Here, in reaching a determination with respect to defendant's application for a downward departure, County Court's written order did not set forth its findings of fact and conclusions of law as required by Correction Law § 168–n(3), and its limited oral findings were not sufficiently detailed to permit intelligent review ( see People v. Kennedy, 79 A.D.3d 1470, 912 N.Y.S.2d 453 [2010];People v. Beames, 71 A.D.3d 1300, 1301, 896 N.Y.S.2d 530 [2010];People v. Burke, 68 A.D.3d 1175, 1177, 889 N.Y.S.2d 756 [2009];People v. Crowley, 64 A.D.3d 918, 919, 881 N.Y.S.2d 727 [2009] ).
Without a clear explanation of County Court's findings, and considering that, as a result of our decision herein, there is now only a five point discrepancy between defendant's score (75 points) and a risk level I classification, we cannot ascertain whether County Court would have reached a different result had defendant's request for a downward departure been considered using the proper assessment of points ( see generally People v. Cruz, 28 A.D.3d 819, 820, 811 N.Y.S.2d 816 [2006] ). Under these circumstances, we remit the matter to County Court for a disposition that complies with the statutory requirements.

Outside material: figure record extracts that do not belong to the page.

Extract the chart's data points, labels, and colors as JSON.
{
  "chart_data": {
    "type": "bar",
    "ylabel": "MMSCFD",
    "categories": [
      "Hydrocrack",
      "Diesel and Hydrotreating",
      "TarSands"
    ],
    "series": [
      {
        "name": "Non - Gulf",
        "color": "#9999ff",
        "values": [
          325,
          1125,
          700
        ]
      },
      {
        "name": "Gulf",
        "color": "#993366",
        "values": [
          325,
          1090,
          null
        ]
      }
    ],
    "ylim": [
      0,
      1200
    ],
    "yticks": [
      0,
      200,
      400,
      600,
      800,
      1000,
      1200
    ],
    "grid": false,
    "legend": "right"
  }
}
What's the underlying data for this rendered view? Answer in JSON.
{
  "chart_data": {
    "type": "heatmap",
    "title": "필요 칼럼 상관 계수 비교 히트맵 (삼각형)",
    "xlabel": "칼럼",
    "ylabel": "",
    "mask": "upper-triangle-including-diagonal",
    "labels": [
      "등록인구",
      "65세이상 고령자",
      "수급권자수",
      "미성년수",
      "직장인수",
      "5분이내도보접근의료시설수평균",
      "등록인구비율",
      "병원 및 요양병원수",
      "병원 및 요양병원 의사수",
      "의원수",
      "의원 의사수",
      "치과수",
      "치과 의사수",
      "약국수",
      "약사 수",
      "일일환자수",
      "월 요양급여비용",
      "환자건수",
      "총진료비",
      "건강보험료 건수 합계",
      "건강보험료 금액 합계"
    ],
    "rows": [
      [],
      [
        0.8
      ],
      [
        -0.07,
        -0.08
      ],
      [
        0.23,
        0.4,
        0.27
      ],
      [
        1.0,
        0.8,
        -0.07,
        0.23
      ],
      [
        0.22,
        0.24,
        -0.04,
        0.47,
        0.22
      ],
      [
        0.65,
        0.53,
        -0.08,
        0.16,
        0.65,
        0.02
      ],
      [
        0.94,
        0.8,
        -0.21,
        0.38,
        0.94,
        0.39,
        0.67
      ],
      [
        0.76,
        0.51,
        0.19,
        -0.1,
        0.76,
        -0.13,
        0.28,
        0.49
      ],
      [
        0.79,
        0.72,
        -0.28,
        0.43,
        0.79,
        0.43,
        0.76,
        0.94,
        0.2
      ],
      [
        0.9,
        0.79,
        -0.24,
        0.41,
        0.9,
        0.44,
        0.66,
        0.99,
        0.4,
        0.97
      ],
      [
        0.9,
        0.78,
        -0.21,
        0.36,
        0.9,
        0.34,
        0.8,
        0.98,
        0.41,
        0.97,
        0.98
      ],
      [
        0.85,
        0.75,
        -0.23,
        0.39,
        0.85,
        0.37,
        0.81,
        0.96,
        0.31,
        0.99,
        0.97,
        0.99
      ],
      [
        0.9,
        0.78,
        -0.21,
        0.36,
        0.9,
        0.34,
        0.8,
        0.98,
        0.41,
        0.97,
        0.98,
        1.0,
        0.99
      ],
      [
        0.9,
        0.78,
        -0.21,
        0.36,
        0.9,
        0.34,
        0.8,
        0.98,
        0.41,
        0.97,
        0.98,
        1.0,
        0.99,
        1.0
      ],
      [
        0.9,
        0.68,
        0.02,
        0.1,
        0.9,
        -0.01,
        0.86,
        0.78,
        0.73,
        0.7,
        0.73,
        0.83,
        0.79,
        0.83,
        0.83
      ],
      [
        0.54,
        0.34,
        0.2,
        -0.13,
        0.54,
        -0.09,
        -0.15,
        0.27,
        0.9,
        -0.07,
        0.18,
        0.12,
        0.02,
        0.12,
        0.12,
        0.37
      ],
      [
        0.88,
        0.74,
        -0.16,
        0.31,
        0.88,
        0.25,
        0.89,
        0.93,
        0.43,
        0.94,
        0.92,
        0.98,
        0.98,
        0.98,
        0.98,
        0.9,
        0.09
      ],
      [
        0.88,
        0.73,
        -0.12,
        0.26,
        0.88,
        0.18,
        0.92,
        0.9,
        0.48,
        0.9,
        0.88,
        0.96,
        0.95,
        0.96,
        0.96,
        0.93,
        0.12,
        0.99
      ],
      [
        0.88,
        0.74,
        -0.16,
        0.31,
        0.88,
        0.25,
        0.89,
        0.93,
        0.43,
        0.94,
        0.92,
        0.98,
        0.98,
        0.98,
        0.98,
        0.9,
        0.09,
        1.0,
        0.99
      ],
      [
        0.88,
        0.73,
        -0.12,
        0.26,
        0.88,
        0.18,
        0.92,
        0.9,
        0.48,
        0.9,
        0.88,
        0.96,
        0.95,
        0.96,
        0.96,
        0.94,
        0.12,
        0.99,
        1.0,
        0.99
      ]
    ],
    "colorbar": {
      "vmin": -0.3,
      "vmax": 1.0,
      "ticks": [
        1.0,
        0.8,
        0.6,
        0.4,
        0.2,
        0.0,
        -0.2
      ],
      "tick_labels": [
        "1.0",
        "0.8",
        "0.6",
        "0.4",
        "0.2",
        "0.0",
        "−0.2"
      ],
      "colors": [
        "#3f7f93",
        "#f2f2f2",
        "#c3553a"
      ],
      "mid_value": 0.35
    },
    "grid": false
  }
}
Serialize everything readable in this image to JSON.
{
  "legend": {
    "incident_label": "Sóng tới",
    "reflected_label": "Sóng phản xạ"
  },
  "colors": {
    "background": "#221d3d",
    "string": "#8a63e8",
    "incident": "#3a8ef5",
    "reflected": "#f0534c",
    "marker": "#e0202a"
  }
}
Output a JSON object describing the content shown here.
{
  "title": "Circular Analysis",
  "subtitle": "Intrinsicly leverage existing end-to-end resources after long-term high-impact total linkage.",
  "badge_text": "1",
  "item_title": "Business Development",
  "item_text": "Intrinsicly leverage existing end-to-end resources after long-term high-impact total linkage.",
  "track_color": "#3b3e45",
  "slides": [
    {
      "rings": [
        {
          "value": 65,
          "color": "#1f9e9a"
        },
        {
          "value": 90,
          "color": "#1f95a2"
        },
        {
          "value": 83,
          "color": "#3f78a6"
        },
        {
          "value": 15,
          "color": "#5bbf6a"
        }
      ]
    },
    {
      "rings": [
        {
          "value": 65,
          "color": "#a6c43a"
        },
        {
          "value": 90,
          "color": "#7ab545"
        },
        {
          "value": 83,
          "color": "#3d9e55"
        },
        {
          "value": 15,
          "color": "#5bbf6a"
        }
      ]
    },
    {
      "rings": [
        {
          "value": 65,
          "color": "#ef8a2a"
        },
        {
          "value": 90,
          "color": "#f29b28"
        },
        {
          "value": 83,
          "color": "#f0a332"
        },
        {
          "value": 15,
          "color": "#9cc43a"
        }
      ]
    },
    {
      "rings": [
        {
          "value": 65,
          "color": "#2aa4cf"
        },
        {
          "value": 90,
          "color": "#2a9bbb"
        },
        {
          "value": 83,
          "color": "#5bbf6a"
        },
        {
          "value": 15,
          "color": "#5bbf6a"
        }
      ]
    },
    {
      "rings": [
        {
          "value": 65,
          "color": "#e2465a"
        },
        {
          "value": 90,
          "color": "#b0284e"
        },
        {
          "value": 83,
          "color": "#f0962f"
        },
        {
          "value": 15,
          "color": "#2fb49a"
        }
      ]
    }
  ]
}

We note that County Court did not conduct a Sex Offender Registration Act hearing at which testimony was taken. Instead, it allowed the parties to make written submissions setting forth their arguments with respect to the RAI. Moreover, in adopting the RAI, County Court merely commented that “95 is a correct score” and that it did not “find any reason to opt out of the guidelines.”
ORDERED that the order is reversed, on the law, without costs, and matter remitted to the County Court of Washington County for further proceedings not inconsistent with this Court's decision.
ROSE, J.P., LAHTINEN, SPAIN and GARRY, JJ., concur.